Dengan begitu, indeks Dow Jones dan S&P 500 sukses mengakhiri bulan ini dengan naik lebih dari 4%, sementara Nasdaq berada di jalurnya untuk kenaikan sekitar 3%. Bursa saham acuan dunia, yakni Wall Street perlu dicermati oleh investor. Pasalnya, setelah melemah selama tiga hari beruntun, bursa saham AS akhirnya bangkit kemarin, setelah pidato Ketua bank sentral AS (Federal Reserve/The Fed) Jerome Powell mengindikasikan kenaikan suku bunga acuan yang lebih kecil pada pertemuan selanjutnya.

Namun, Powell memperingatkan bahwa kebijakan moneter kemungkinan akan tetap ketat untuk beberapa waktu, sampai tanda-tanda kemajuan yang nyata muncul pada inflasi. Artinya, suku bunga tinggi akan dipertahankan dalam waktu yang lama, dan resesi masih tetap mengancam dunia. "Meskipun ada beberapa perkembangan yang menjanjikan, jalan kita masih panjang untuk memulihkan stabilitas harga," tutur Powell dalam sambutan yang disampaikan di Brookings Institution."Dengan demikian, masuk akal untuk memoderasi laju kenaikan suku bunga kami saat kami mendekati tingkat pengekangan yang cukup untuk menurunkan inflasi. Waktu untuk memoderasi laju kenaikan suku bunga mungkin akan datang segera setelah pertemuan Desember" tambahnya.

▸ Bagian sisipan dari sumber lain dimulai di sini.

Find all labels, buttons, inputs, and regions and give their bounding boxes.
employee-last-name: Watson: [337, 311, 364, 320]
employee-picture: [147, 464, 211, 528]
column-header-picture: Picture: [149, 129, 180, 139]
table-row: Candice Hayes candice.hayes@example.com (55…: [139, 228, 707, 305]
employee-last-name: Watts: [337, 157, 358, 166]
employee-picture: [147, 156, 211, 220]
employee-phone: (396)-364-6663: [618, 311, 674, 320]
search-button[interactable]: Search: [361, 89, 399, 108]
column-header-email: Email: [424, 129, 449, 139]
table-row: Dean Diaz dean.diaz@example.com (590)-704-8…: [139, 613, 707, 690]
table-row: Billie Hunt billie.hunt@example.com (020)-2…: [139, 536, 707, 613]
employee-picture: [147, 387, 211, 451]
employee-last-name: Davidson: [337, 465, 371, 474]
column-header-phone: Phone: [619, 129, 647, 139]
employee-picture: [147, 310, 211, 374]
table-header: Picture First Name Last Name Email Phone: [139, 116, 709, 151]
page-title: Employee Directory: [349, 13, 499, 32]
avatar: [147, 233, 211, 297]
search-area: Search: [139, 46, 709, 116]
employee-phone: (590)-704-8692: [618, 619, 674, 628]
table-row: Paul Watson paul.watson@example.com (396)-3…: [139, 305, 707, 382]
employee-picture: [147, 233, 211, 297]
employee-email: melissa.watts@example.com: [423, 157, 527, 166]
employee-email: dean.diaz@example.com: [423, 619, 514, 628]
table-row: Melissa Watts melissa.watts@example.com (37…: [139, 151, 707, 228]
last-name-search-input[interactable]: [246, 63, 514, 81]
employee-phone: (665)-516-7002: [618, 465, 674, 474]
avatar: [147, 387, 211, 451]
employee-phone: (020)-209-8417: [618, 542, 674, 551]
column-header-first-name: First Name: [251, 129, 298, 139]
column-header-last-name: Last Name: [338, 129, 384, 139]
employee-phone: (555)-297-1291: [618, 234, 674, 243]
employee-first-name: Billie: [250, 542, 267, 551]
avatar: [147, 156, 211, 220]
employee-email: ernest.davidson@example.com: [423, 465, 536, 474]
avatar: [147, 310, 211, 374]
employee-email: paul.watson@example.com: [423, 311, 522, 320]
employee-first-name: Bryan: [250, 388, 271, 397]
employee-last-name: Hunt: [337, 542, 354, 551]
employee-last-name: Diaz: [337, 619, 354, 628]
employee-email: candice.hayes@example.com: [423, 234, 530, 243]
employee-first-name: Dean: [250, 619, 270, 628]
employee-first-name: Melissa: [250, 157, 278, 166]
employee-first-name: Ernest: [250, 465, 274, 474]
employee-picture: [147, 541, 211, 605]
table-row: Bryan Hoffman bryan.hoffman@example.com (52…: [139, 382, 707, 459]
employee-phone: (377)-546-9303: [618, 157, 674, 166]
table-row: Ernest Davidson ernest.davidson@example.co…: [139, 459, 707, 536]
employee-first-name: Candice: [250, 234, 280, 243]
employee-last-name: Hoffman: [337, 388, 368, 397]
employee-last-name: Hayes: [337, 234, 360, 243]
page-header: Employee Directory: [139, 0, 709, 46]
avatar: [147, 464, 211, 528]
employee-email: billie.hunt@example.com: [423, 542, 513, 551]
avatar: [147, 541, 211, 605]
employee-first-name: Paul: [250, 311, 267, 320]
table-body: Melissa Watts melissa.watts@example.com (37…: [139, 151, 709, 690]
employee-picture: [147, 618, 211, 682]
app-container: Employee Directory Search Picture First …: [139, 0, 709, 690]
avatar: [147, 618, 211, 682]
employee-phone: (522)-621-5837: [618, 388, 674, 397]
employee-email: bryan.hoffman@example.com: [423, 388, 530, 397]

Berdasarkan data dari CME Group, sebanyak 74,7% peluang bahwa Fed akan menaikkan suku bunga acuan sebesar 50 bps pada pertemuan Desember, setelah empat kali menaikkan sebesar 75 bps dan menjadi kenaikan yang paling agresif sejak awal 1980-an. Posisi tersebut kian menurun dari prediksi sebelumnya. Melesatnya bursa Wall Street menjadi angin segar pasar keuangan pekan ini dan biasanya memiliki efek domino terhadap bursa saham global, tidak terkecuali IHSG. Sebelum memulai perdagangan hari ini, investor juga perlu mencermati sentimen penggerak pasar, di antaranya: Badan Pusat Statistik (BPS) dijadwalkan akan merilis data inflasi per November 2022 pukul 11:00 WIB.

Konsensus pasar yang dihimpun CNBC Indonesia dari 12 institusi memperkirakan inflasi November akan menembus 0,20% dibandingkan bulan sebelumnya (mtm). Kondisi ini berbanding terbalik dengan catatan pada bulan lalu di mana Indonesia mencatatkan deflasi sebesar 0,11%. Hasil polling juga memperkirakan inflasi secara tahunan (yoy) akan menembus 5,54% pada bulan ini. Inflasi lebih rendah dibandingkan pada Oktober yang tercatat 5,71%. Sementara itu, inflasi inti diperkirakan merangkak naik menjadi 3,45% pada November (yoy) dibandingkan 3,31% pada Oktober.

Kenaikan inflasi inti menjadi perhatian, sebab mencerminkan harga barang-barang yang sulit naik atau turun. Namun, kenaikan inflasi inti bisa memberikan tekanan bagi rupiah. Polling CNBC juga sejalan dengan proyeksi Bank Indonesia (BI). Berdasarkan Survei Pemantauan Harga pada minggu IV November 2022, BI memperkirakan inflasi November menembus 0,18% (mtm).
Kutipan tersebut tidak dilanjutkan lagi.